◎要旨
開拓使の役所がどこにあったのか、なかでも、在京の開拓使の庁舎がどこのあったか、歴史書でもあいまいな記述が多いので、名称も含め、論じて見たい。
とりあえず、東京、札幌(周辺を含む)、函館に限って書く。
【東京】
◎「開拓使」の最初の庁舎は、大名小路・旧稲葉家上屋敷内に置かれた。
・明治2.7.8・・太政官制改革で「開拓使」設置。最初の使庁は、民部省内におかれた。
 民部省は地方行政を管掌する主要行政機関であり、当初は現在の外務省(千代田区霞ヶ関1丁目1番地)の旧黒田長知(くろだ・ながとも=筑前福岡藩主)邸に置かれた。
◎2度目の開拓使の庁舎は、「東京城西丸」に移転した。
・同年8月、開拓使は、民部省内から太政官内に移転した。
<経過>
・慶応4.4.11・・討幕軍江戸城入城、慶喜水戸へ退去。
・同年閏4.21・・太政官制 制定。
・同年7.17・・江戸を「東京」と改称。
・同年9.8・・「明治」と改元
・明治元.10.13・・江戸城を皇居とし、「東京城」と改称。
・明治2.2.24・・太政官を京都から東京城・西丸に移す。
*<なぜ本丸でなく、西丸か?>文久3年(1863)6月、江戸大火で本丸、西の丸類焼し、西の丸は翌元治元年(1864)に再建されるが、以後、本丸は、再建されなかった。
ちなみに、江戸城天守閣は、明暦3年(1657)1月、いわゆる「振袖大火」で炎上、以後、天守閣は再建されていない。
・明治2年8月に、民部省内から太政官内に移転。
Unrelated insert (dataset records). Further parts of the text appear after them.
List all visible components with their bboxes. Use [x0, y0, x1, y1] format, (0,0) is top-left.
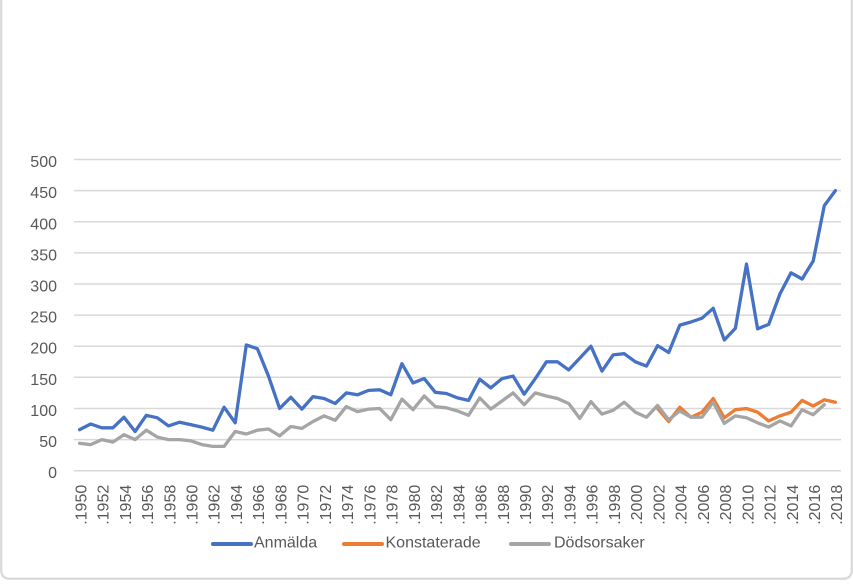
svg-text:.2012: .2012: [763, 485, 780, 525]
svg-text:.1956: .1956: [140, 485, 157, 525]
svg-text:.1994: .1994: [563, 485, 580, 525]
svg-text:Anmälda: Anmälda: [254, 535, 317, 552]
svg-text:.1970: .1970: [296, 485, 313, 525]
svg-text:.2006: .2006: [696, 485, 713, 525]
svg-text:.2014: .2014: [785, 485, 802, 525]
svg-text:.2008: .2008: [718, 485, 735, 525]
svg-text:.1986: .1986: [474, 485, 491, 525]
svg-text:.1954: .1954: [118, 485, 135, 525]
svg-text:.2016: .2016: [807, 485, 824, 525]
svg-text:300: 300: [30, 279, 57, 296]
svg-text:350: 350: [30, 247, 57, 264]
svg-text:.1984: .1984: [451, 485, 468, 525]
svg-text:.1960: .1960: [185, 485, 202, 525]
svg-text:.2002: .2002: [651, 485, 668, 525]
svg-text:.1966: .1966: [251, 485, 268, 525]
svg-text:200: 200: [30, 341, 57, 358]
svg-text:.1980: .1980: [407, 485, 424, 525]
svg-text:.1968: .1968: [273, 485, 290, 525]
svg-text:250: 250: [30, 310, 57, 327]
svg-text:.1952: .1952: [96, 485, 113, 525]
svg-text:.1990: .1990: [518, 485, 535, 525]
svg-text:50: 50: [39, 434, 57, 451]
svg-text:.1974: .1974: [340, 485, 357, 525]
svg-text:.1964: .1964: [229, 485, 246, 525]
svg-text:.1982: .1982: [429, 485, 446, 525]
svg-text:450: 450: [30, 185, 57, 202]
svg-text:Konstaterade: Konstaterade: [386, 535, 481, 552]
svg-text:.1992: .1992: [540, 485, 557, 525]
svg-text:.1962: .1962: [207, 485, 224, 525]
svg-text:500: 500: [30, 154, 57, 171]
svg-text:0: 0: [48, 465, 57, 482]
svg-text:.1976: .1976: [362, 485, 379, 525]
svg-text:400: 400: [30, 216, 57, 233]
svg-text:.2010: .2010: [740, 485, 757, 525]
svg-text:.1988: .1988: [496, 485, 513, 525]
svg-text:150: 150: [30, 372, 57, 389]
svg-text:Dödsorsaker: Dödsorsaker: [554, 535, 645, 552]
svg-text:.1958: .1958: [162, 485, 179, 525]
svg-text:.1978: .1978: [385, 485, 402, 525]
svg-text:.2004: .2004: [674, 485, 691, 525]
svg-text:.2000: .2000: [629, 485, 646, 525]
svg-text:.1950: .1950: [73, 485, 90, 525]
svg-text:.1996: .1996: [585, 485, 602, 525]
svg-text:.1972: .1972: [318, 485, 335, 525]
svg-text:.2018: .2018: [829, 485, 846, 525]
svg-text:100: 100: [30, 403, 57, 420]
svg-text:.1998: .1998: [607, 485, 624, 525]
つまり、2度目の開拓使の庁舎は、「東京城西丸」に移った。
・明治3.2.13・・「樺太開拓使」設置。「開拓使」は「北海道開拓使」となる。(明治4.8.8、樺太開拓使廃止までの名称)
・明治3.閏10.10・・在京の「開拓使」は、「北海道開拓使東京出張所」(樺太開拓使廃止後は「開拓使東京出張所」)と改称。

◎3度目・・「開拓使東京出張所」は、蛎殻(かきがら)町(現東京都中央区日本橋蛎殻町付近)の北海道物産所に移転。
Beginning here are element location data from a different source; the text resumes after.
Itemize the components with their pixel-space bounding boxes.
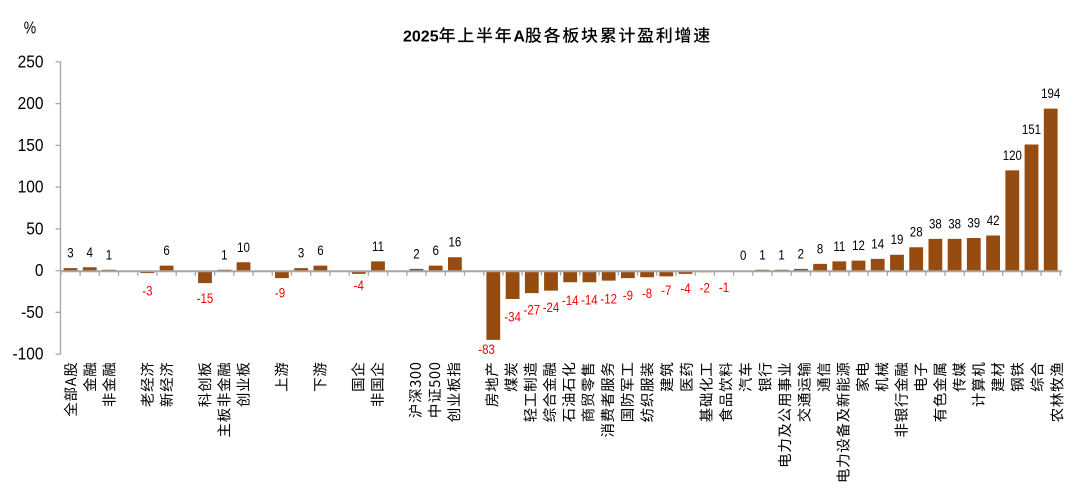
svg-text:-2: -2 <box>700 281 710 296</box>
svg-text:-4: -4 <box>354 278 364 293</box>
svg-text:-83: -83 <box>478 342 495 357</box>
svg-text:-12: -12 <box>600 292 617 307</box>
svg-text:100: 100 <box>18 177 44 197</box>
svg-text:-27: -27 <box>523 302 540 317</box>
svg-text:42: 42 <box>987 213 1000 228</box>
svg-text:8: 8 <box>817 242 823 257</box>
svg-text:3: 3 <box>67 246 73 261</box>
svg-text:200: 200 <box>18 93 44 113</box>
svg-text:2025: 2025 <box>403 29 439 46</box>
svg-text:38: 38 <box>929 217 942 232</box>
svg-text:1: 1 <box>778 247 784 262</box>
svg-text:-14: -14 <box>562 293 579 308</box>
svg-text:38: 38 <box>948 217 961 232</box>
svg-text:1: 1 <box>106 247 112 262</box>
svg-text:194: 194 <box>1041 86 1060 101</box>
svg-text:11: 11 <box>833 239 845 254</box>
svg-text:-8: -8 <box>642 286 652 301</box>
svg-text:0: 0 <box>740 248 746 263</box>
svg-text:14: 14 <box>871 237 884 252</box>
svg-text:6: 6 <box>432 243 438 258</box>
svg-text:12: 12 <box>852 238 865 253</box>
svg-text:-34: -34 <box>504 309 521 324</box>
svg-text:%: % <box>24 19 36 38</box>
svg-text:10: 10 <box>237 240 250 255</box>
svg-text:3: 3 <box>298 246 304 261</box>
svg-text:11: 11 <box>372 239 384 254</box>
svg-text:-14: -14 <box>581 293 598 308</box>
svg-text:1: 1 <box>221 247 227 262</box>
svg-text:-3: -3 <box>142 284 152 299</box>
svg-text:39: 39 <box>967 216 980 231</box>
svg-text:150: 150 <box>18 135 44 155</box>
svg-text:-24: -24 <box>543 300 560 315</box>
svg-text:-9: -9 <box>623 288 633 303</box>
svg-text:-7: -7 <box>661 283 671 298</box>
svg-text:2: 2 <box>413 247 419 262</box>
svg-text:19: 19 <box>891 232 904 247</box>
svg-text:6: 6 <box>317 243 323 258</box>
svg-text:-4: -4 <box>680 281 690 296</box>
svg-text:16: 16 <box>449 235 462 250</box>
svg-text:250: 250 <box>18 51 44 71</box>
svg-text:28: 28 <box>910 225 923 240</box>
svg-text:-100: -100 <box>13 344 44 364</box>
svg-text:1: 1 <box>759 247 765 262</box>
svg-text:-15: -15 <box>197 291 214 306</box>
svg-text:2: 2 <box>798 247 804 262</box>
svg-text:120: 120 <box>1003 148 1022 163</box>
svg-text:151: 151 <box>1022 122 1041 137</box>
svg-text:-50: -50 <box>21 302 43 322</box>
svg-text:-1: -1 <box>719 280 729 295</box>
svg-text:A: A <box>513 29 525 46</box>
svg-text:6: 6 <box>163 243 169 258</box>
svg-text:50: 50 <box>26 218 43 238</box>
svg-text:4: 4 <box>86 245 92 260</box>
svg-text:0: 0 <box>35 260 44 280</box>
svg-text:-9: -9 <box>275 286 285 301</box>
◎4度目・・のち、稲荷(とうかん)堀(現東京都中央区日本橋小網町付近)に移転。

◎5度目・・明治4.8.27・・芝の増上寺本坊に移転(のち、同寺の方丈跡へ移転)
さらに、明治5.9.20・・芝の増上寺境内の威徳院に移転。以後開拓使廃止まで
の「開拓使東京出張所」の庁舎となった。

【札幌】
・明治2.10.12・・①銭函に「開拓使仮役所」設置(鰊漁家・白浜園松宅,現銭函郵便局付近)
・明治3.4.-・・②「開拓使仮役所」を小樽信香(のぶか)町の旧兵部省小樽役所跡に移転。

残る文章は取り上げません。